The waters off the Santa Barbara coast have attracted oil explorers ever since petroleum was found seeping naturally out of the seabed a century ago. But the major discoveries reported during the last four weeks in the Santa Maria Basin, about 40 miles west of President Reagan's mountaintop ranch, have inspired visions of an oil pool beneath the sea bottom rivaling the one found beneath Alaska's Prudhoe Bay, the largest in U.S. history with an estimated 10 billion barrels.
So far, the oil companies have confined themselves to much lower estimates, about 300 million barrels for a field being tested by Chevron, Phillips and other companies 15 miles west of Point Concepcion and about 100 million barrels for a discovery confirmed this week by a group including Texaco and the Pennzoil Co. in the same area. "It's just too soon to tell exactly what is there," said Chevron spokesman Dale Basye. But several companies are making plans for more offshore oil rigs and drilling ships, which carry the risk of future oil spills.
"It's absolutely predicted that a certain number of spills will occur in the lifetime of those fields," said Ruthann Corwin, a marine environmental planner who has participated in state and Santa Barbara County studies of the area. She said the rocky coast north of Point Concepcion is practically untouched except for a few occasional skin divers; it harbors unique species of barnacles and abalone. Sea otters, now rebounding after being decimated by hunters, are also expected to move into the area from the north.

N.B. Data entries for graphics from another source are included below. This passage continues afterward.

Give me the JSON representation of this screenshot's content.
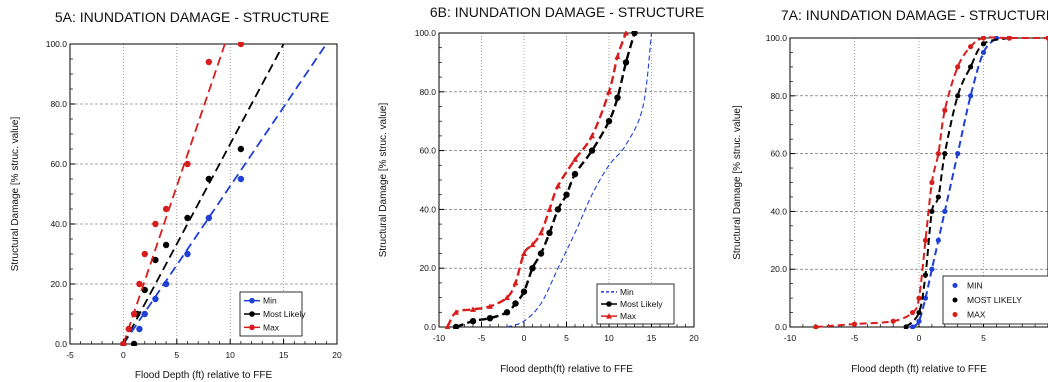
{
  "chart_data": [
    {
      "type": "line",
      "title": "5A: INUNDATION DAMAGE - STRUCTURE",
      "xlabel": "Flood Depth (ft) relative to FFE",
      "ylabel": "Structural Damage [% struc. value]",
      "xlim": [
        -5,
        20
      ],
      "ylim": [
        0,
        100
      ],
      "xticks": [
        -5,
        0,
        5,
        10,
        15,
        20
      ],
      "yticks": [
        0,
        20,
        40,
        60,
        80,
        100
      ],
      "xtick_labels": [
        "-5",
        "0",
        "5",
        "10",
        "15",
        "20"
      ],
      "ytick_labels": [
        "0.0",
        "20.0",
        "40.0",
        "60.0",
        "80.0",
        "100.0"
      ],
      "grid": true,
      "legend_position": "bottom-right",
      "series": [
        {
          "name": "Min",
          "color": "#1f3fd6",
          "lines": [
            [
              0,
              0
            ],
            [
              19,
              100
            ]
          ],
          "points": [
            [
              0,
              0
            ],
            [
              1,
              0
            ],
            [
              1.5,
              5
            ],
            [
              2,
              10
            ],
            [
              3,
              15
            ],
            [
              4,
              20
            ],
            [
              6,
              30
            ],
            [
              8,
              42
            ],
            [
              11,
              55
            ]
          ]
        },
        {
          "name": "Most Likely",
          "color": "#000000",
          "lines": [
            [
              0,
              0
            ],
            [
              15,
              100
            ]
          ],
          "points": [
            [
              0,
              0
            ],
            [
              1,
              0
            ],
            [
              1.3,
              10
            ],
            [
              2,
              18
            ],
            [
              3,
              28
            ],
            [
              4,
              33
            ],
            [
              6,
              42
            ],
            [
              8,
              55
            ],
            [
              11,
              65
            ]
          ]
        },
        {
          "name": "Max",
          "color": "#d81d1d",
          "lines": [
            [
              0,
              0
            ],
            [
              9.5,
              100
            ]
          ],
          "points": [
            [
              0,
              0
            ],
            [
              0.5,
              5
            ],
            [
              1,
              10
            ],
            [
              1.5,
              20
            ],
            [
              2,
              30
            ],
            [
              3,
              40
            ],
            [
              4,
              45
            ],
            [
              6,
              60
            ],
            [
              8,
              94
            ],
            [
              11,
              100
            ]
          ]
        }
      ]
    },
    {
      "type": "line",
      "title": "6B: INUNDATION DAMAGE - STRUCTURE",
      "xlabel": "Flood depth(ft) relative to FFE",
      "ylabel": "Structural Damage [% struc. value]",
      "xlim": [
        -10,
        20
      ],
      "ylim": [
        0,
        100
      ],
      "xticks": [
        -10,
        -5,
        0,
        5,
        10,
        15,
        20
      ],
      "yticks": [
        0,
        20,
        40,
        60,
        80,
        100
      ],
      "xtick_labels": [
        "-10",
        "-5",
        "0",
        "5",
        "10",
        "15",
        "20"
      ],
      "ytick_labels": [
        "0.0",
        "20.0",
        "40.0",
        "60.0",
        "80.0",
        "100.0"
      ],
      "grid": true,
      "legend_position": "bottom-right",
      "series": [
        {
          "name": "Min",
          "color": "#1f3fd6",
          "points": [
            [
              -2,
              0
            ],
            [
              0,
              2
            ],
            [
              2,
              8
            ],
            [
              4,
              20
            ],
            [
              6,
              32
            ],
            [
              8,
              45
            ],
            [
              10,
              55
            ],
            [
              12,
              62
            ],
            [
              14,
              75
            ],
            [
              15,
              100
            ]
          ]
        },
        {
          "name": "Most Likely",
          "color": "#000000",
          "points": [
            [
              -8,
              0
            ],
            [
              -6,
              2
            ],
            [
              -4,
              3
            ],
            [
              -2,
              5
            ],
            [
              -1,
              8
            ],
            [
              0,
              12
            ],
            [
              1,
              20
            ],
            [
              2,
              25
            ],
            [
              3,
              32
            ],
            [
              4,
              40
            ],
            [
              5,
              45
            ],
            [
              6,
              52
            ],
            [
              8,
              60
            ],
            [
              10,
              70
            ],
            [
              11,
              78
            ],
            [
              12,
              90
            ],
            [
              13,
              100
            ]
          ]
        },
        {
          "name": "Max",
          "color": "#d81d1d",
          "points": [
            [
              -9,
              0
            ],
            [
              -8,
              5
            ],
            [
              -6,
              6
            ],
            [
              -4,
              7
            ],
            [
              -2,
              10
            ],
            [
              -1,
              15
            ],
            [
              0,
              25
            ],
            [
              1,
              28
            ],
            [
              2,
              32
            ],
            [
              3,
              40
            ],
            [
              4,
              48
            ],
            [
              6,
              57
            ],
            [
              8,
              65
            ],
            [
              10,
              80
            ],
            [
              11,
              92
            ],
            [
              12,
              100
            ]
          ]
        }
      ]
    },
    {
      "type": "line",
      "title": "7A: INUNDATION DAMAGE - STRUCTURE",
      "xlabel": "Flood depth (ft) relative to FFE",
      "ylabel": "Structural Damage [% struc. value]",
      "xlim": [
        -10,
        10
      ],
      "ylim": [
        0,
        100
      ],
      "xticks": [
        -10,
        -5,
        0,
        5
      ],
      "yticks": [
        0,
        20,
        40,
        60,
        80,
        100
      ],
      "xtick_labels": [
        "-10",
        "-5",
        "0",
        "5"
      ],
      "ytick_labels": [
        "0.0",
        "20.0",
        "40.0",
        "60.0",
        "80.0",
        "100.0"
      ],
      "grid": true,
      "legend_position": "bottom-right",
      "series": [
        {
          "name": "MIN",
          "color": "#1f3fd6",
          "points": [
            [
              -0.5,
              0
            ],
            [
              0,
              2
            ],
            [
              0.5,
              10
            ],
            [
              1,
              20
            ],
            [
              1.5,
              30
            ],
            [
              2,
              40
            ],
            [
              3,
              60
            ],
            [
              4,
              80
            ],
            [
              5,
              95
            ],
            [
              6,
              100
            ]
          ]
        },
        {
          "name": "MOST LIKELY",
          "color": "#000000",
          "points": [
            [
              -1,
              0
            ],
            [
              0,
              5
            ],
            [
              0.5,
              18
            ],
            [
              1,
              40
            ],
            [
              1.5,
              45
            ],
            [
              2,
              60
            ],
            [
              3,
              80
            ],
            [
              4,
              90
            ],
            [
              5,
              98
            ],
            [
              7,
              100
            ]
          ]
        },
        {
          "name": "MAX",
          "color": "#d81d1d",
          "points": [
            [
              -8,
              0
            ],
            [
              -5,
              1
            ],
            [
              -2,
              2
            ],
            [
              -0.5,
              5
            ],
            [
              0,
              10
            ],
            [
              0.5,
              30
            ],
            [
              1,
              50
            ],
            [
              1.5,
              60
            ],
            [
              2,
              75
            ],
            [
              3,
              90
            ],
            [
              4,
              97
            ],
            [
              5,
              100
            ],
            [
              7,
              100
            ],
            [
              10,
              100
            ]
          ]
        }
      ]
    }
  ]
}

Michael Fischer, executive director of the coastal commission, said the oil discoveries have drawn so much industry interest he expects his staff will begin considering long-range limits on oil drilling. In the key area from San Luis Obispo down to just northwest of Los Angeles, he said, "We have 20 offshore platforms drawing oil now, and there are prospects now of perhaps doubling that number." The most recent tests have drawn particular interest because the oil found appears to be low in sulfur and of a light variety easy to refine into gasoline.
Fischer said he saw no chance, however, that California's offshore waters will grow a virtual forest of oil rigs, as has happened in some parts of the Gulf of Mexico. He said he does not plan to oppose oil drilling in state-owned waters three miles from shore near the Santa Maria Basin finds, despite objections by environmentalists.
The commission rejected Union Oil's request to drill two exploratory wells near Anacapa Island because the area is within the Channel Islands National Marine Sanctuaries, a haven for brown pelicans and other marine life. This week, Exxon Co. U.S.A. announced it was seeking permission to expand its offshore drilling at a site about halfway between the Union Oil and Chevron-Texaco areas. The plan calls for two to four more platforms to help take out an estimated 400 million barrels of oil.